Albuquerque Journal

La Vida Llena’s precaution­s against virus numerous

- BY DEANN EATON CEO, HAVERLAND CARTER LIFESTYLE GROUP

As the Journal was preparing its April 26 front-page story about La Vida Llena, we offered the reporter phone interviews with residents, including Mary Brown. Brown’s husband, Norm, a 79-year-old resident of our nursing home unit, passed away on April 16 after testing positive for COVID-19, a disease for which he never displayed symptoms.

Brown, who resides in an independen­t living apartment, wanted to discuss her husband’s severe heart condition and Parkinson’s disease, which she says are listed on his death certificat­e as his cause of death. She also wanted to detail the 43 months of excellent care Norm received in the nursing home unit. And she wanted to tell the newspaper about life at La Vida Llena, where she and Norm lived happily for six years before this unpreceden­ted pandemic.

The reporter turned down the interview offers.

The Journal story, headlined “This Is Not Right … We Were All Worried,” included anonymous staffers, disgruntle­d ex-employees and “several people with ties to the facility.” It repeated preliminar­y findings publicized by N.M. Attorney General Hector Balderas, whose investigat­ors have not spoken to La Vida Llena’s management or hundreds of residents like Mary Brown, many of whom tell a far different story about life here.

After working for 26 years to build La Vida Llena into a safe, caring community for more than 430 residents, I write this with an aching heart. Like each of our 300 employees, I’m grief-stricken by what this unpreceden­ted virus has taken from us: 17 lives, people like Norm Brown, whom we have done everything in our power to protect. The sorrow is palpable, as it is whenever a resident dies, no matter the cause of death.

That’s the thing about this virus: It doesn’t care about prevention or containmen­t strategies. It kills with impunity, as it has in long-term care facilities nationwide. Statistics released by the Kaiser Family Foundation underscore its impact: “In the 23 states that publicly report death data as of April 23, 2020, there have been over 10,000 reported deaths due to COVID-19 in longterm care facilities ... representi­ng 27% of deaths due to COVID-19 in those states. Our data also finds that there have been over 50,000 reported cases, accounting for 11% of coronaviru­s cases in 29 states.”
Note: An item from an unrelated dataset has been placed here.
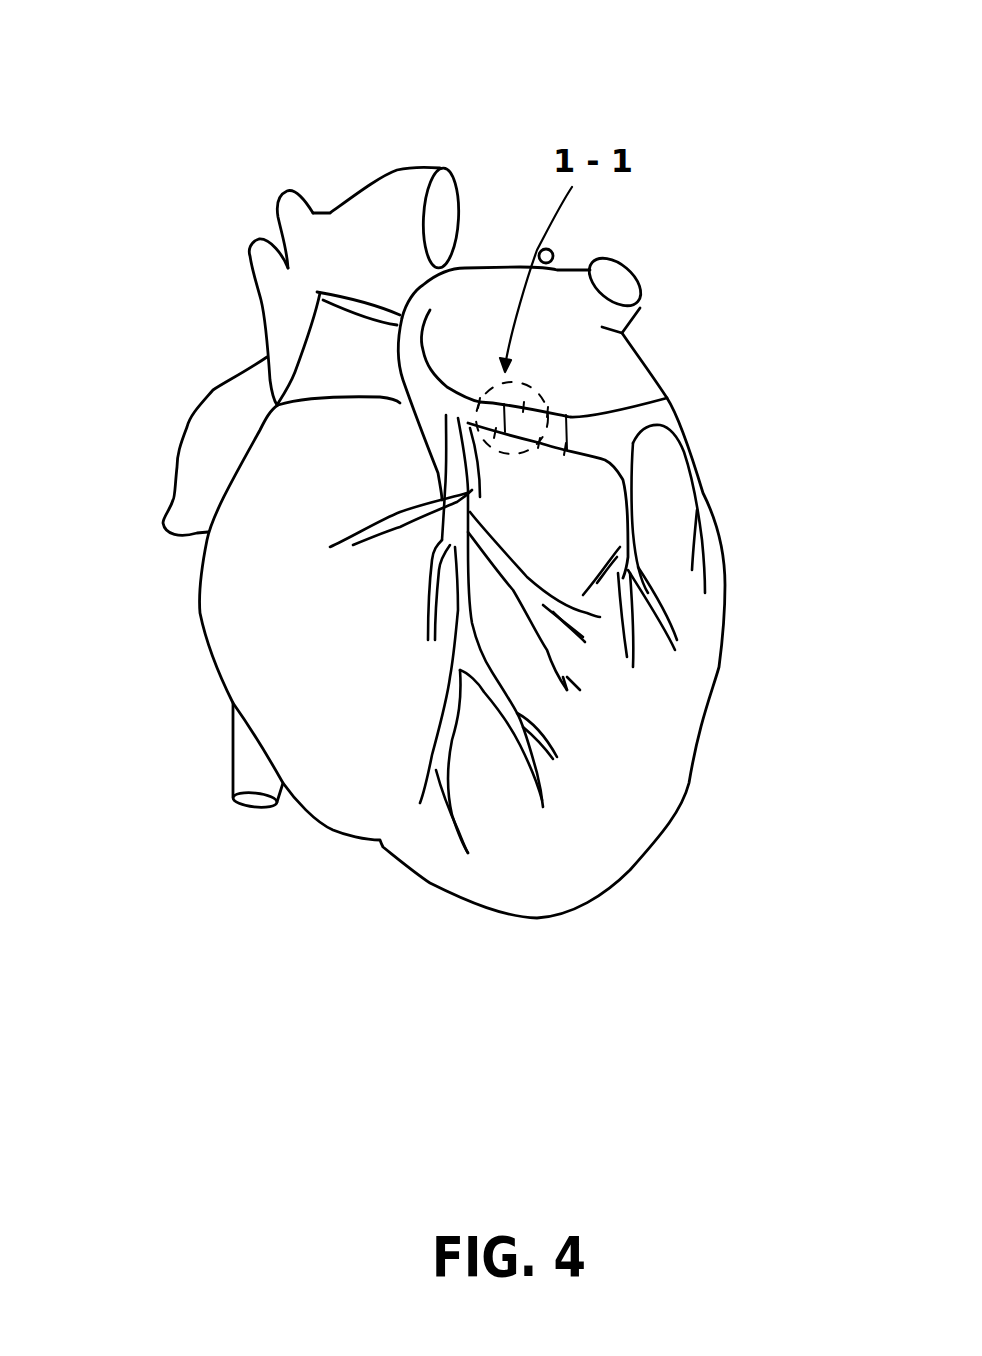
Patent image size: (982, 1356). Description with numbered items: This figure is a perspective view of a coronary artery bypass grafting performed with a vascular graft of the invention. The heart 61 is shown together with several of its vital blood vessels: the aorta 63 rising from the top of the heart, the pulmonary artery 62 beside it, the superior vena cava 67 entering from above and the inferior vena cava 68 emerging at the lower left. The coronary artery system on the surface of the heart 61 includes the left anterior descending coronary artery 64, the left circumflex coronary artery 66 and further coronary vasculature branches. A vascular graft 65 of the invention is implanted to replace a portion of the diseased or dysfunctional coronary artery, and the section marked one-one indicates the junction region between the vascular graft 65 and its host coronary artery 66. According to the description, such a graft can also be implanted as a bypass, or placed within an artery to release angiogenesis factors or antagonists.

The Journal story quoted no experts about the unique nature of nursing homes, where medically fragile seniors live at close quarters. La Vida Llena is unique in another way: Despite our large campus, with residents spread among a nursing home, assisted living, memory care and independen­t living apartments, we have managed to confine the infection largely to the nursing home. Besides that single area, where 11 residents who have tested positive for COVID-19 are in isolation receiving around-the-clock medical care, 98.6% of the remaining 415 La Vida Llena residents have tested negative for COVID-19.

We wish that number was 100% and that COVID-19 had never reared its vicious head in La Vida Llena’s nursing home. It did so despite our nursing home closing to visitors on March 11, the day the governor ordered nursing homes to close; despite mid-March inspection­s by the state and the city, each affirming our precaution­s to prevent COVID-19; despite our following the guidance of federal, state and local agencies and working with Department of Health personnel on site helping care for residents; and despite comprehens­ive testing of residents and staff, which were performed as soon as tests were available for individual­s not showing symptoms of COVID-19.

Over the last seven weeks, we have used every means at our disposal to keep our residents safe and healthy, as we have since La Vida Llena opened in 1983.

We will continue to do so, because at La Vida Llena we treat every life with respect, no matter the threat, no matter the health challenges. We will do so because we believe our residents deserve better, just as they did from this newspaper.

Editor’s note: La Vida Llena denied the Journal’s request to speak with the CEO or executive director, providing the name of a resident instead. The Journal declined that offer. The story did include responses the company sent via email.